El uso insistente del término ibero para designar a todo lo prerromano solo es una pequeña muestra del intento de desdibujar una cultura con personalidad propia, con lengua diferenciada, de la cual conservamos los documentos epigráficos más extensos en una lengua céltica en la Antigüedad; una cultura que es la causante de que el universalizado calendario gregoriano comience el 1 de enero debido al conflicto romano con Segeda en el S II a.C.; algo que en cualquier parte se consideraría un hecho relevante y digno de resaltar.

La identidad celtibérica no pretende crear ningún tipo de nacionalismo contra ninguna otra identidad, aunque con peores mimbres se han hecho cestos..., simplemente intenta preservar unos lazos propios de un territorio/frontera, que es como se define, más allá de los rígidos limites en que nos encerró el Estado de las Autonomías. Todos los que viven a la sombra del Moncayo, a lo largo del Jalón o en las parameras de la Ibérica, sean castellanos o aragoneses, saben de lo que hablo y negar esa relación sería tan injusto como negar a los territorios de la «franja aragonesa» su identidad común con los vecinos catalanes sin dejar en ningún momento de ser aragoneses.

Así pues, los cascos celtibéricos se convierten en algo más que la recuperación de un expolio, son un símbolo identitario que a su vez forma parte indisoluble del pasado aragonés y merecen un lugar de honor al mismo nivel que otros elementos recuperados. Ya que, por razones lógicas, no pueden exponerse en su lugar de origen, Aranda de Moncayo, es exigible que en Museo Provincial de Zaragoza ocupen un lugar destacado y, a ser posible, singular junto a los Bronces de Botorrita y a otros elementos de la cultura celtibérica que deben de tener una lectura diferenciada en un espacio específico que podía ser un reclamo turístico patrimonial de primer orden: «El mayor legado epigráfico en metal en lengua celtica y el origen del cambio de calendario».

Difusión cultural

El Museo de Zaragoza con esta incorporación se convertiría en lugar de referencia para el estudio y difusión de los celtiberos y un hito de la cultura céltica europea.
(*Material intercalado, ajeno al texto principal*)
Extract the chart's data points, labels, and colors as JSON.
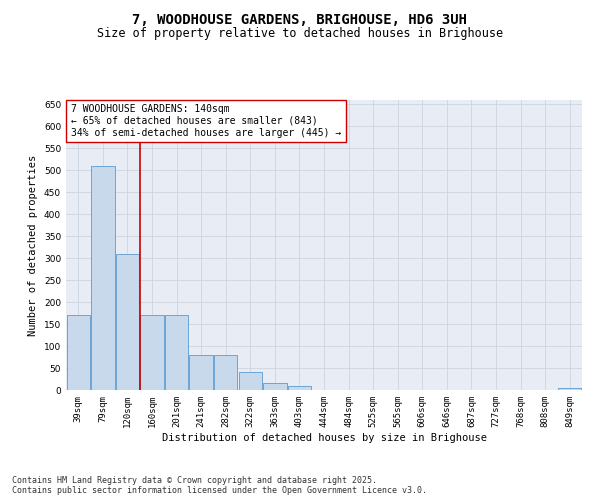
{
  "title": "7, WOODHOUSE GARDENS, BRIGHOUSE, HD6 3UH",
  "subtitle": "Size of property relative to detached houses in Brighouse",
  "xlabel": "Distribution of detached houses by size in Brighouse",
  "ylabel": "Number of detached properties",
  "bar_color": "#c8d9ec",
  "bar_edge_color": "#5a9bd4",
  "vline_color": "#cc0000",
  "annotation_text": "7 WOODHOUSE GARDENS: 140sqm\n← 65% of detached houses are smaller (843)\n34% of semi-detached houses are larger (445) →",
  "annotation_box_color": "#ffffff",
  "annotation_box_edge": "#cc0000",
  "categories": [
    "39sqm",
    "79sqm",
    "120sqm",
    "160sqm",
    "201sqm",
    "241sqm",
    "282sqm",
    "322sqm",
    "363sqm",
    "403sqm",
    "444sqm",
    "484sqm",
    "525sqm",
    "565sqm",
    "606sqm",
    "646sqm",
    "687sqm",
    "727sqm",
    "768sqm",
    "808sqm",
    "849sqm"
  ],
  "values": [
    170,
    510,
    310,
    170,
    170,
    80,
    80,
    40,
    15,
    8,
    0,
    0,
    0,
    0,
    0,
    0,
    0,
    0,
    0,
    0,
    5
  ],
  "ylim": [
    0,
    660
  ],
  "yticks": [
    0,
    50,
    100,
    150,
    200,
    250,
    300,
    350,
    400,
    450,
    500,
    550,
    600,
    650
  ],
  "grid_color": "#ccd4e0",
  "background_color": "#e8edf5",
  "footnote": "Contains HM Land Registry data © Crown copyright and database right 2025.\nContains public sector information licensed under the Open Government Licence v3.0.",
  "title_fontsize": 10,
  "subtitle_fontsize": 8.5,
  "axis_label_fontsize": 7.5,
  "tick_fontsize": 6.5,
  "annotation_fontsize": 7,
  "footnote_fontsize": 6
}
Pero, en coherencia con esta circunstancia, no podemos ufanarnos de estas magníficas representaciones culturales si seguimos manteniendo el patrimonio celtibérico de campo en su actual situación calamitosa: Aratis promete unos resultados sorprendentes a pesar del brutal expolio a que se vio sometido, pide un programa de investigación a gritos; pero es que Contrebia Belaisca, Segeda, Arcóbriga, por citar solo los principales yacimientos, piden caridad.
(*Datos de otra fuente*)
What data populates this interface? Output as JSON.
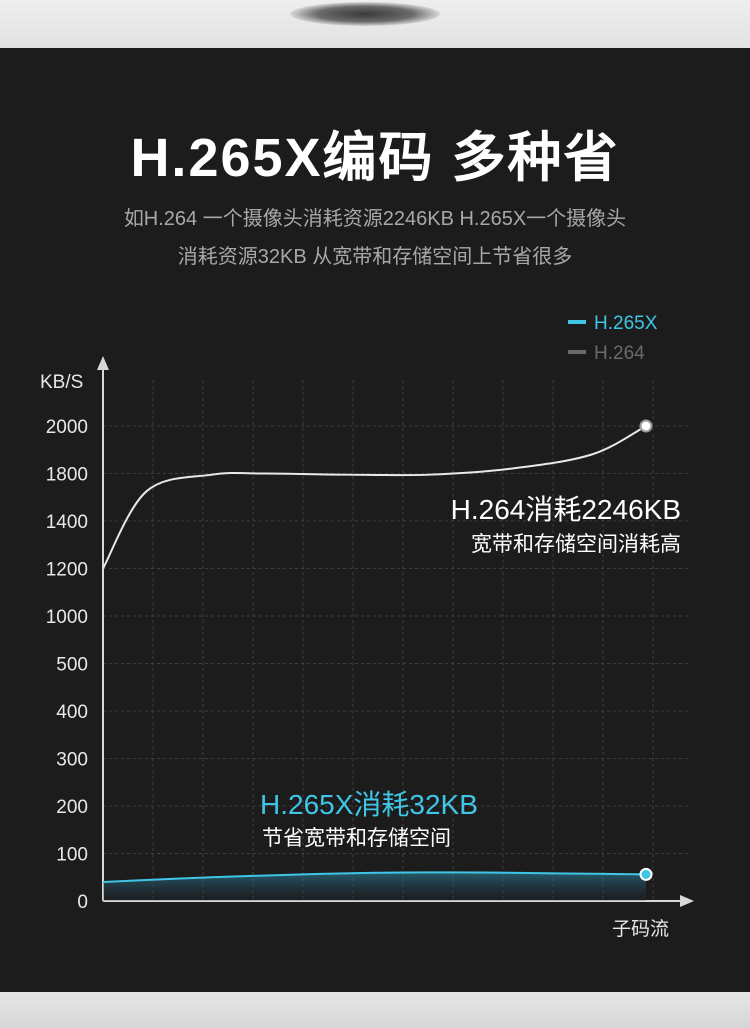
{
  "header": {
    "title": "H.265X编码 多种省",
    "subtitle_line1": "如H.264 一个摄像头消耗资源2246KB H.265X一个摄像头",
    "subtitle_line2": "消耗资源32KB 从宽带和存储空间上节省很多"
  },
  "chart_data": {
    "type": "line",
    "title": "",
    "ylabel": "KB/S",
    "xlabel": "子码流",
    "ylim_ticks": [
      "0",
      "100",
      "200",
      "300",
      "400",
      "500",
      "1000",
      "1200",
      "1400",
      "1800",
      "2000"
    ],
    "grid": true,
    "legend": {
      "placement": "top-right",
      "entries": [
        {
          "name": "H.265X",
          "color": "#3fc6e6"
        },
        {
          "name": "H.264",
          "color": "#6a6a6a"
        }
      ]
    },
    "series": [
      {
        "name": "H.264",
        "color": "#e9e9e9",
        "x": [
          0,
          0.08,
          0.2,
          0.3,
          0.45,
          0.6,
          0.75,
          0.9,
          1.0
        ],
        "y": [
          1200,
          1650,
          1790,
          1800,
          1790,
          1790,
          1820,
          1880,
          2000
        ]
      },
      {
        "name": "H.265X",
        "color": "#3fc6e6",
        "x": [
          0,
          0.2,
          0.4,
          0.55,
          0.7,
          0.85,
          1.0
        ],
        "y": [
          40,
          50,
          57,
          60,
          60,
          58,
          56
        ]
      }
    ],
    "annotations": [
      {
        "title": "H.264消耗2246KB",
        "text": "宽带和存储空间消耗高",
        "color": "#ffffff"
      },
      {
        "title": "H.265X消耗32KB",
        "text": "节省宽带和存储空间",
        "color": "#3fc6e6"
      }
    ]
  }
}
La crisis ha hecho estragos en el patrimonio arqueológico en general pero en algunos lugares se habilitó un mínimo mantenimiento. En la Celtiberia aragonesa no hubo piedad: todo está vergonzosamente olvidado. Intente el lector una visita en cualquiera de los lugares citados: le costará encontrarlos por falta de indicaciones, la musealización, que en su día se hizo, languidece ahora devastada por el vandalismo, la falta de mantenimiento y unas estructuras arqueológicas sin protección.
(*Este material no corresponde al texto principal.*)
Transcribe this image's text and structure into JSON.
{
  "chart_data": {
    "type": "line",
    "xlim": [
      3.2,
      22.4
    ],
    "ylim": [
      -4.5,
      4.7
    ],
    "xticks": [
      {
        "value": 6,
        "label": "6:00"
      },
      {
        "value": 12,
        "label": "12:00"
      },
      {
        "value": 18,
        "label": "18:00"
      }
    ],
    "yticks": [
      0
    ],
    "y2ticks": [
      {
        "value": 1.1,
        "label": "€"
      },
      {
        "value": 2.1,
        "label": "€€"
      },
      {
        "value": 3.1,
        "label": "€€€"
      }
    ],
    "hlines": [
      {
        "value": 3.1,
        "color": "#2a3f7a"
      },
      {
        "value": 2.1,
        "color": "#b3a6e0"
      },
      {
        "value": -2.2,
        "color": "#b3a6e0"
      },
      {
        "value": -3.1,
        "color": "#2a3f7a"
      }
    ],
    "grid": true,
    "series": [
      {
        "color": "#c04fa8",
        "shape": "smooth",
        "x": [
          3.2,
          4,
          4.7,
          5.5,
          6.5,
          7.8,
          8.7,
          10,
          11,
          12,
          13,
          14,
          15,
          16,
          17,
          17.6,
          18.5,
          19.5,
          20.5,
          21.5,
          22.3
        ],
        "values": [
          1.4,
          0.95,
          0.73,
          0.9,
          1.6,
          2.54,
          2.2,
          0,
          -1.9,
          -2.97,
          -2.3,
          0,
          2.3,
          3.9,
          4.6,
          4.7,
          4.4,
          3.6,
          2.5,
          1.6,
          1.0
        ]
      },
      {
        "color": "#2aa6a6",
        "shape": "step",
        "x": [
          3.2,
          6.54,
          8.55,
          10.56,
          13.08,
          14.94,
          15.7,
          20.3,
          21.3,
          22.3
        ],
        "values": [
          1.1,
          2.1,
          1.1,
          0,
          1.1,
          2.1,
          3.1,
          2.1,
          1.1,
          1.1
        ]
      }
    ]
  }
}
No parece de recibo que la capital se beneficie de un patrimonio rico mientras los lugares de procedencia del mismo padecen una penuria severa; sería un elemento añadido más del contraste urbano/rural de la España despoblada. Los pueblos, por pequeños que sean, tienen derecho a sentirse orgullosos de su pasado y de su patrimonio y, además, hay que darles la oportunidad para que ese patrimonio sea motor de desarrollo. Utilizar los yacimientos del mundo rural para llenar los museos capitalinos fue una política del pasado que esperamos no se repita.